Good fue abatida mientras conducía una camioneta tipo SUV, poco después de dejar a su hijo de seis años en la escuela. El caso ocurre en medio de las agresivas operaciones de deportación impulsadas por el presidente Donald Trump, que han sido objeto de crecientes críticas por su uso de la fuerza.

El líder demócrata de la Cámara de Representantes, Hakeem Jeffries, calificó el hecho como “una completa y total desgracia” y adelantó que su bancada discutirá una respuesta “fuerte y apropiada”.
Entre las propuestas que ya circulan se encuentran una investigación exhaustiva, cambios a las políticas de redadas, la reducción de fondos al ICE e incluso el juicio político contra la secretaria de Seguridad Nacional, Kristi Noem.
Narrativas enfrentadas
La administración Trump y la propia Noem aseguraron que el agente actuó en defensa propia, mientras que líderes demócratas acusan al gobierno de mentir y llaman a la ciudadanía a revisar los videos del tiroteo que circulan en redes sociales.
El vicepresidente JD Vance responsabilizó a la víctima, calificando el hecho como “una tragedia provocada por ella misma”, lo que intensificó la indignación entre sectores opositores.

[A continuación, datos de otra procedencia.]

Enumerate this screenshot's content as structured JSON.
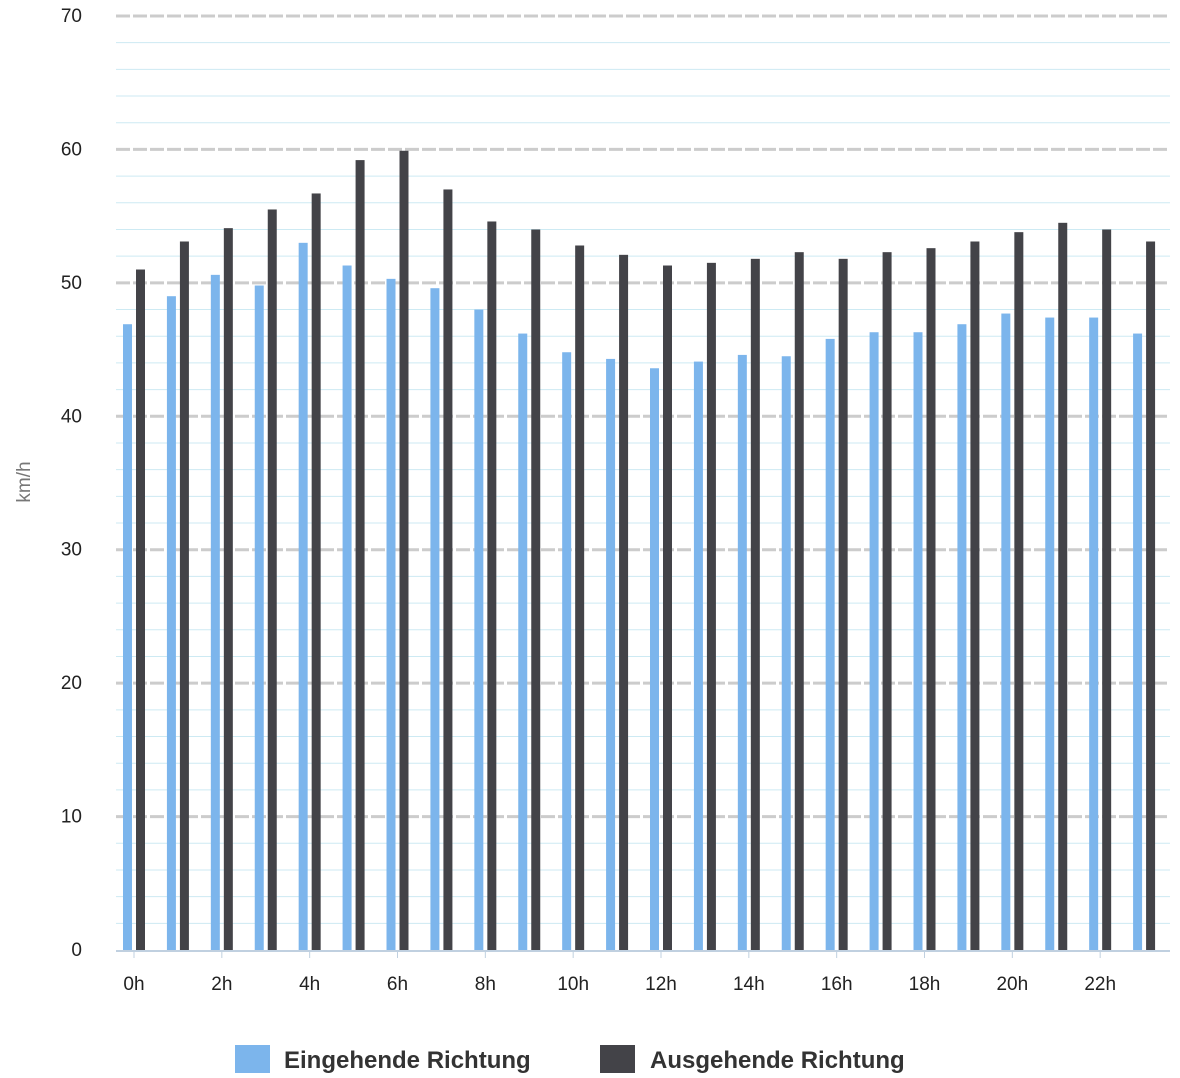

No obstante, algunas voces republicanas se desmarcaron parcialmente de la postura oficial. La senadora Lisa Murkowski, de Alaska, pidió una investigación objetiva, señalando que el caso es “profundamente perturbador” y que situaciones similares “no pueden volver a suceder”.
Presión legislativa y contexto electoral
El caso de Good es al menos la quinta muerte conocida relacionada con operativos migratorios desde el inicio de la actual campaña de deportaciones, lo que ha reforzado el llamado de los demócratas a imponer mayor supervisión y rendición de cuentas al Departamento de Seguridad Nacional (DHS), justo cuando el Congreso debate su financiamiento para evitar un cierre del gobierno federal.

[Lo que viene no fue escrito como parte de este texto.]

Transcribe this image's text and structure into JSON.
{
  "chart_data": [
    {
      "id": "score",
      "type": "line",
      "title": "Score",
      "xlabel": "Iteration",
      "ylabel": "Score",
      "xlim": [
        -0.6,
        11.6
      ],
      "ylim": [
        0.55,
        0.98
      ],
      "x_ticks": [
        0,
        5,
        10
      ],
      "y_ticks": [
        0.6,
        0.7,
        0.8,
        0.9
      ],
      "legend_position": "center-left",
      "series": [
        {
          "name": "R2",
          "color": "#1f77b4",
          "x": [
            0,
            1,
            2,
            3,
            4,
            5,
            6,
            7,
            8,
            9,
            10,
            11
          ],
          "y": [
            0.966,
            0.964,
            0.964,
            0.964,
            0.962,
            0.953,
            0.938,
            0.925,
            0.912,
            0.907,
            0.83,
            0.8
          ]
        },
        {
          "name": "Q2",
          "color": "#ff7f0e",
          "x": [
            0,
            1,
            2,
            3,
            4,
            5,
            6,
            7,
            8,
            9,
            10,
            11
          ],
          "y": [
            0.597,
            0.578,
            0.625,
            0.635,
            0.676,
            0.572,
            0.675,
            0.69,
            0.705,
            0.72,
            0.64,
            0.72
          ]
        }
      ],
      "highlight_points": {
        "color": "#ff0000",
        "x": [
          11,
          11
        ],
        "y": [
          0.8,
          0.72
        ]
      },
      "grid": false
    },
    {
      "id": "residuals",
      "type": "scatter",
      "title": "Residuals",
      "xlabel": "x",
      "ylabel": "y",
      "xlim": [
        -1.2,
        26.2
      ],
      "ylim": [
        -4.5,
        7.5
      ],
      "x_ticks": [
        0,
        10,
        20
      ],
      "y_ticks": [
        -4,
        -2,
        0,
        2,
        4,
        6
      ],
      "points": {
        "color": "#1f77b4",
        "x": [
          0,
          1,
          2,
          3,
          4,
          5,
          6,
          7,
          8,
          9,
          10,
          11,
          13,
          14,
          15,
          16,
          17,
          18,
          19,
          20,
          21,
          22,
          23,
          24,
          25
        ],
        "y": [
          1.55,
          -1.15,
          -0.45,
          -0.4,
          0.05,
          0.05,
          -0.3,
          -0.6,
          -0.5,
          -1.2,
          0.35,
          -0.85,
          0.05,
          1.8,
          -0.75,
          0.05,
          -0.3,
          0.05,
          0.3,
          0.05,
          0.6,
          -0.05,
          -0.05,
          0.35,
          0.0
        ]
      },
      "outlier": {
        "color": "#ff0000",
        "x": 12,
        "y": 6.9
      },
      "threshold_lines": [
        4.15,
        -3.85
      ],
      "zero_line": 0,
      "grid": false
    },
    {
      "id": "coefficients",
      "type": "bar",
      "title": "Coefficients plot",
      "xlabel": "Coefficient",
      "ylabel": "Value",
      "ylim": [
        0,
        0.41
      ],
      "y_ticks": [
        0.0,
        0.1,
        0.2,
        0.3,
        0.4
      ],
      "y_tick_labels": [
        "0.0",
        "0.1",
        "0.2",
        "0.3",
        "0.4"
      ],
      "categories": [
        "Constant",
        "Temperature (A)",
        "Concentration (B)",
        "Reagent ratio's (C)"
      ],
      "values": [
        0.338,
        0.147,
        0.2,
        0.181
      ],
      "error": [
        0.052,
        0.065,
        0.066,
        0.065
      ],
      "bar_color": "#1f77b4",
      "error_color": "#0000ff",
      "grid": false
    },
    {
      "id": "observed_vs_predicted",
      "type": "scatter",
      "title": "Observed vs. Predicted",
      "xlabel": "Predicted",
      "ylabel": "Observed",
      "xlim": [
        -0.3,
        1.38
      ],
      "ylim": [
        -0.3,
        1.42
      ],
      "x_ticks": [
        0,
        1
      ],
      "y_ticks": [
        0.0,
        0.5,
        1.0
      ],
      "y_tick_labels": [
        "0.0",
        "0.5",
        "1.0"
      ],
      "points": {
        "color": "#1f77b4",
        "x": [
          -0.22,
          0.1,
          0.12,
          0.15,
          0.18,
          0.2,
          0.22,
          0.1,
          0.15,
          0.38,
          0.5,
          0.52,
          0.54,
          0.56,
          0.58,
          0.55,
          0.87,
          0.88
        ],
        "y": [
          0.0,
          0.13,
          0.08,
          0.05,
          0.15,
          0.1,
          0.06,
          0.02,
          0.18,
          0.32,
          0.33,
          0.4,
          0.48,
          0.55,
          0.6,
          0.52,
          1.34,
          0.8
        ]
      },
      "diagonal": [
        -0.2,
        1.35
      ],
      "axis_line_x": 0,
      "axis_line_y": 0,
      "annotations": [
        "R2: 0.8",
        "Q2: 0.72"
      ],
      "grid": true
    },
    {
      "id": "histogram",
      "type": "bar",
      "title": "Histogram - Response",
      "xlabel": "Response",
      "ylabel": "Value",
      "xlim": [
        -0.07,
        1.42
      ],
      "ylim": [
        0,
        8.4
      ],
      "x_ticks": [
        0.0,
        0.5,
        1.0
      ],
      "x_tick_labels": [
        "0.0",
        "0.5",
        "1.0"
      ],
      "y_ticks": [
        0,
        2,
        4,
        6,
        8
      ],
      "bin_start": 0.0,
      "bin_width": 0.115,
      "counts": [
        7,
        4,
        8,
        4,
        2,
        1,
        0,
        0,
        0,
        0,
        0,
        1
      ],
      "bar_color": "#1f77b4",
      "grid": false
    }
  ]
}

Legisladores como el senador Chris Murphy anunciaron iniciativas para limitar la autoridad de los agentes federales, incluyendo la prohibición de que actúen con el rostro cubierto y la restricción de operaciones fuera de zonas fronterizas.
Otros congresistas, como Delia Ramírez y Maxwell Frost, afirmaron que el caso demuestra que la estrategia migratoria de la administración está “fuera de control” y que la violencia ya no se limita a comunidades migrantes.

Mientras los demócratas consideran el asesinato como evidencia de abusos sistémicos, los republicanos, en su mayoría, defendieron al agente involucrado y reiteraron su respaldo a la política migratoria de Trump.
“No obstruyan a los oficiales del ICE”, declaró el republicano Rich McCormick, quien sostuvo que la víctima cometió un error durante el enfrentamiento.
De cara a las elecciones intermedias de noviembre, el caso ha intensificado el debate nacional sobre inmigración, uso de la fuerza y derechos civiles, colocando nuevamente al ICE y al DHS en el centro de la controversia pública.